# Toro Powermax Hex Shaft mounted Friction Disc or Wheel



## Gravel Drive (Mar 4, 2021)

My 2020 Toro Powermax 928 OAE 3884 needs the Friction Wheel replaced. It's mounted on the hex shaft. 
The Trunnion (molded plastic), needs replacement. It appears to be mounted on the friction wheel with 3 star drive(?) screws.
What is the step by step procedure to remove and replace it, including required tools?


----------



## Jackmels (Feb 18, 2013)




----------



## Gravel Drive (Mar 4, 2021)

Jackmels said:


>


Thanks for Paul's video. I've watched both part 1 and 2 multiple times, before posting my question. I haven't seen anything in them to really answer my questions. I spoke with Toro CSR who said he'd snail mail a service manual. Hoping that helps, but won't know until if and when it is delivered. It's already been 2 weeks waiting on that. Any other suggestions or references would be most welcome. Thanks again for trying to help.


----------



## PlOM (Nov 12, 2020)

Always an opportunity to learn, but for a 2020 purchase, would this not be eligible for a dealer/warranty repair?


----------



## 140278 (Aug 27, 2020)

welcome to the SBF
your machine has a 3 year warrenty take it to a dealer other wise a copy of the service manaul is here Toro Two Stage Snowblower Service Manual time wise about 2hours you have to remove a lot of the move the hex shaft out of the way


----------



## Gravel Drive (Mar 4, 2021)

PlOM said:


> Always an opportunity to learn, but for a 2020 purchase, would this not be eligible for a dealer/warranty repair?





captchas said:


> welcome to the SBF
> your machine has a 3 year warrenty take it to a dealer other wise a copy of the service manaul is here Toro Two Stage Snowblower Service Manual time wise about 2hours you have to remove a lot of the move the hex shaft out of the way


Thanks for the Service Manual link.

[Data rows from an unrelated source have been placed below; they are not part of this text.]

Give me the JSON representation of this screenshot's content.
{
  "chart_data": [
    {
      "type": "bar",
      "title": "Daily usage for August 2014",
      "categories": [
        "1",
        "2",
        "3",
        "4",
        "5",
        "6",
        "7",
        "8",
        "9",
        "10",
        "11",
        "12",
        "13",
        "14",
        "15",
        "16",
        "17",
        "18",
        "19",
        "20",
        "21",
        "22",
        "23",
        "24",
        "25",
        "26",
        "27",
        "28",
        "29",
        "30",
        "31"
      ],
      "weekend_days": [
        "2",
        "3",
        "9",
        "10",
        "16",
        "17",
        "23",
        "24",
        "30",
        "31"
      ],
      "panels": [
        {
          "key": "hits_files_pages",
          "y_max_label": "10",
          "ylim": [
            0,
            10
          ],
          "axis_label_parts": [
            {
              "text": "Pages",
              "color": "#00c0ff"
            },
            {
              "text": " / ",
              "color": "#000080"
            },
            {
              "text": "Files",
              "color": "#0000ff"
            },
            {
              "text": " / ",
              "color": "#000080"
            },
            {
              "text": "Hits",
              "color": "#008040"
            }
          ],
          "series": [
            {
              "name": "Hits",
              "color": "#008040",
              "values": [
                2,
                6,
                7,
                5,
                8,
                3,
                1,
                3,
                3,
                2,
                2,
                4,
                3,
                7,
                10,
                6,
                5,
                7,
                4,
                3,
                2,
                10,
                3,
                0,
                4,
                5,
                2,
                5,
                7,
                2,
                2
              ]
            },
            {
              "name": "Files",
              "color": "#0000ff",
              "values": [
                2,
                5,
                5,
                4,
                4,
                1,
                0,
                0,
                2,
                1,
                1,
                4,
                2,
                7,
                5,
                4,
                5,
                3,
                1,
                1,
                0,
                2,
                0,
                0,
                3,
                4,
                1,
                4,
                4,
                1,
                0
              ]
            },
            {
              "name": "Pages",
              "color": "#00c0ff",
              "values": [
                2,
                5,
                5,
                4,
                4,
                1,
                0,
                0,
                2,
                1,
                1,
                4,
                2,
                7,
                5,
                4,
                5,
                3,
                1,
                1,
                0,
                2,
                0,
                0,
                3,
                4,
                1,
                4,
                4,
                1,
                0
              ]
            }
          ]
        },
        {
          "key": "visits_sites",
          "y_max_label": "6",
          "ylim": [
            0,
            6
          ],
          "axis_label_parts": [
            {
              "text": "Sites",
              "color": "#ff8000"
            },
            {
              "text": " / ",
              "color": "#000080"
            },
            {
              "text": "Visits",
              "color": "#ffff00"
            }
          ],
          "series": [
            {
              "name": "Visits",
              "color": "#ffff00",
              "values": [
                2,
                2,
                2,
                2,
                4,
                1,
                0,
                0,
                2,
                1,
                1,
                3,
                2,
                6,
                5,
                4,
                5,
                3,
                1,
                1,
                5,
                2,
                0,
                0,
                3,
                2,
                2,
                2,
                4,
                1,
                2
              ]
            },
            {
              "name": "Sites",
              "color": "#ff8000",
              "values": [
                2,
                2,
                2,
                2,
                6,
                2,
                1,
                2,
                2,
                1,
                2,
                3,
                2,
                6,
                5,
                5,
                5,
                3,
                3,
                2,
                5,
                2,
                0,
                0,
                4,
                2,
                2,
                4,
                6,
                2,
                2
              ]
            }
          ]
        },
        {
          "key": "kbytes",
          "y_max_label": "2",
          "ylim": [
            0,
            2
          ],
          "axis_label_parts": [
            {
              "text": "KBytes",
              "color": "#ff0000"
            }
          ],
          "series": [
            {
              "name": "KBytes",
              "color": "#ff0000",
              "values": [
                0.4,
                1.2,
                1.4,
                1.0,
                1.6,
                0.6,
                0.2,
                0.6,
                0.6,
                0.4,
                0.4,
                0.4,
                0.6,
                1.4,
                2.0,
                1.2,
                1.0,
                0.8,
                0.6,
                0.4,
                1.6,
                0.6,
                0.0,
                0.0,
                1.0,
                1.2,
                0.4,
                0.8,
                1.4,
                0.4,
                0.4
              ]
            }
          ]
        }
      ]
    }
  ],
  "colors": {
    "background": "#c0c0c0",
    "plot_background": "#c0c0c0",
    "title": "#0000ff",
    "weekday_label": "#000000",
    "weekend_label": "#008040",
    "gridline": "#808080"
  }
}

The linked Service Manual does show / cover the 928 Power Max. It only explicitly covers machines up to 2005- that's a long way from 2020. The newer Power Maxes the Friction Wheel, Trunion, and Hex Shaft as separate components. They are no longer a one piece assembly. The Trunion itself was completely re-designed. It is now a separate part made of molded plastic (not metal like the old design) which must be removed separately from the Hex Shaft to replace. Do you know of anyone that has an accessible download for a newer model year which actually shows the 2019 928 Power Max drive and speed components? Assuming the Service Manual you linked has the applicable instructions to remove the hex shaft, any idea what's involved after that to remove the Trunion from the Hex Shaft?


----------



## 140278 (Aug 27, 2020)

why are you doing it when the machine is under warranty?


----------



## Gravel Drive (Mar 4, 2021)

captchas said:


> why are you doing it when the machine is under warranty?


Since until a tech looks at at $82 / hr. and submits a claim to Toro, there's guarantee the OEM Warranty will cover the repair/replacement. So far, i've gotten 2 labor estimates runing 1.5-2 hrs.. $170 seems like a high price to pay if i feel confident I fix it myself. I' m retired, so my time isn't worth as much as it use to and there's allot more available these days. Given the above, the obvious first step is to understand the parts cost and labor involved if I choose to fix it myself.


----------